With beauty trends shifting away from multiracialism, women of colour are once again reckoning with their natural features as a trend, yet now as an outdated one. Unlike white women like Kim Kardashian, who allegedly reversed her BBL (Brazilian Butt Lift) to reduce her surgically-modified curves, black women born with curvy bodies are not able to do the same. “I blame the Kardashians,” said Mayoori Jeganmogan, a student of colour at the University of Edinburgh. “It’s very tied to race in my opinion. While Kim was married to Kanye, she used plastic surgery to imitate the physique of a black woman. As soon as she divorces him, she’s dating Pete, wearing Marilyn Monroe’s dress – the epitome of white female beauty. The lip fillers, the box braids. All gone.”
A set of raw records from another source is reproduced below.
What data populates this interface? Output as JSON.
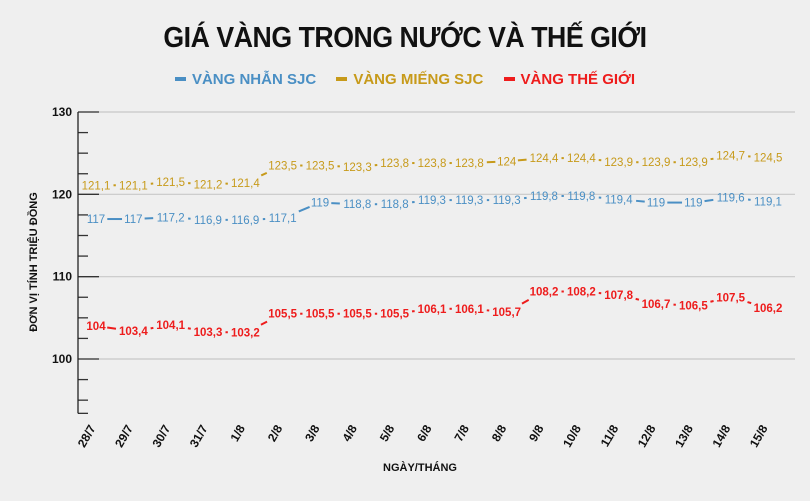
{
  "title": "GIÁ VÀNG TRONG NƯỚC VÀ THẾ GIỚI",
  "legend": [
    {
      "label": "VÀNG NHẪN SJC",
      "color": "#4a8fc4"
    },
    {
      "label": "VÀNG MIẾNG SJC",
      "color": "#c79a1a"
    },
    {
      "label": "VÀNG THẾ GIỚI",
      "color": "#ee1c1c"
    }
  ],
  "chart_data": {
    "type": "line",
    "title": "GIÁ VÀNG TRONG NƯỚC VÀ THẾ GIỚI",
    "xlabel": "NGÀY/THÁNG",
    "ylabel": "ĐƠN VỊ TÍNH TRIỆU ĐỒNG",
    "ylim": [
      93.4,
      130
    ],
    "yticks": [
      100,
      110,
      120,
      130
    ],
    "grid": true,
    "legend_position": "top",
    "categories": [
      "28/7",
      "29/7",
      "30/7",
      "31/7",
      "1/8",
      "2/8",
      "3/8",
      "4/8",
      "5/8",
      "6/8",
      "7/8",
      "8/8",
      "9/8",
      "10/8",
      "11/8",
      "12/8",
      "13/8",
      "14/8",
      "15/8"
    ],
    "series": [
      {
        "name": "VÀNG NHẪN SJC",
        "color": "#4a8fc4",
        "values": [
          117,
          117,
          117.2,
          116.9,
          116.9,
          117.1,
          119,
          118.8,
          118.8,
          119.3,
          119.3,
          119.3,
          119.8,
          119.8,
          119.4,
          119,
          119,
          119.6,
          119.1
        ],
        "labels": [
          "117",
          "117",
          "117,2",
          "116,9",
          "116,9",
          "117,1",
          "119",
          "118,8",
          "118,8",
          "119,3",
          "119,3",
          "119,3",
          "119,8",
          "119,8",
          "119,4",
          "119",
          "119",
          "119,6",
          "119,1"
        ]
      },
      {
        "name": "VÀNG MIẾNG SJC",
        "color": "#c79a1a",
        "values": [
          121.1,
          121.1,
          121.5,
          121.2,
          121.4,
          123.5,
          123.5,
          123.3,
          123.8,
          123.8,
          123.8,
          124,
          124.4,
          124.4,
          123.9,
          123.9,
          123.9,
          124.7,
          124.5
        ],
        "labels": [
          "121,1",
          "121,1",
          "121,5",
          "121,2",
          "121,4",
          "123,5",
          "123,5",
          "123,3",
          "123,8",
          "123,8",
          "123,8",
          "124",
          "124,4",
          "124,4",
          "123,9",
          "123,9",
          "123,9",
          "124,7",
          "124,5"
        ]
      },
      {
        "name": "VÀNG THẾ GIỚI",
        "color": "#ee1c1c",
        "values": [
          104,
          103.4,
          104.1,
          103.3,
          103.2,
          105.5,
          105.5,
          105.5,
          105.5,
          106.1,
          106.1,
          105.7,
          108.2,
          108.2,
          107.8,
          106.7,
          106.5,
          107.5,
          106.2
        ],
        "labels": [
          "104",
          "103,4",
          "104,1",
          "103,3",
          "103,2",
          "105,5",
          "105,5",
          "105,5",
          "105,5",
          "106,1",
          "106,1",
          "105,7",
          "108,2",
          "108,2",
          "107,8",
          "106,7",
          "106,5",
          "107,5",
          "106,2"
        ]
      }
    ]
  }
}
Since faces are not the only canvas in which this new trend is being shaped, media publications have been speculating on the next body trend. “Bye-bye booty: Heroin chic is back,” claimed the New York Post in their headline. Referring to the nineties trend characterised by pale skin and ultra-thin bodies similar to models abusing heroin, the heroin chic trend has been heavily criticised for encouraging eating disorders. “I am of the generation of the first wave of this. We never fully recovered. I lost two decades of my life,” Jameela Jamil wrote on Instagram. Heroin chic’s centring of white bodies, with Kate Moss being one of the original poster girls of the look, potentially reveals how women of colour -particularly black women’s curvier bodies – are no longer seen as an object of desire by mainstream western culture. “I just feel like women’s bodies being treated like a trend is so sickening – franchising and disenfranchising certain bodies based on the fashion trends,” expressed Mayoori.

With beauty standards changing almost as rapidly as fast fashion trends, are young people, especially women of colour, expected to accept the end of Instagram Face and welcome heroin chic? Should women who have used plastic surgery to increase the size of their features follow in the footsteps of Kim Kardashian, or disregard trends entirely? “I won’t let some stupid trend make me and my friends feel bad,” said Mayoori. “If women are obsessed with their bodies, they won’t be as economically or politically engaged, and I think our generation is smarter and more self aware.”

Kim Kardashian” by Eva Rinaldi Celebrity Photographer is licensed under CC BY-SA 2.0.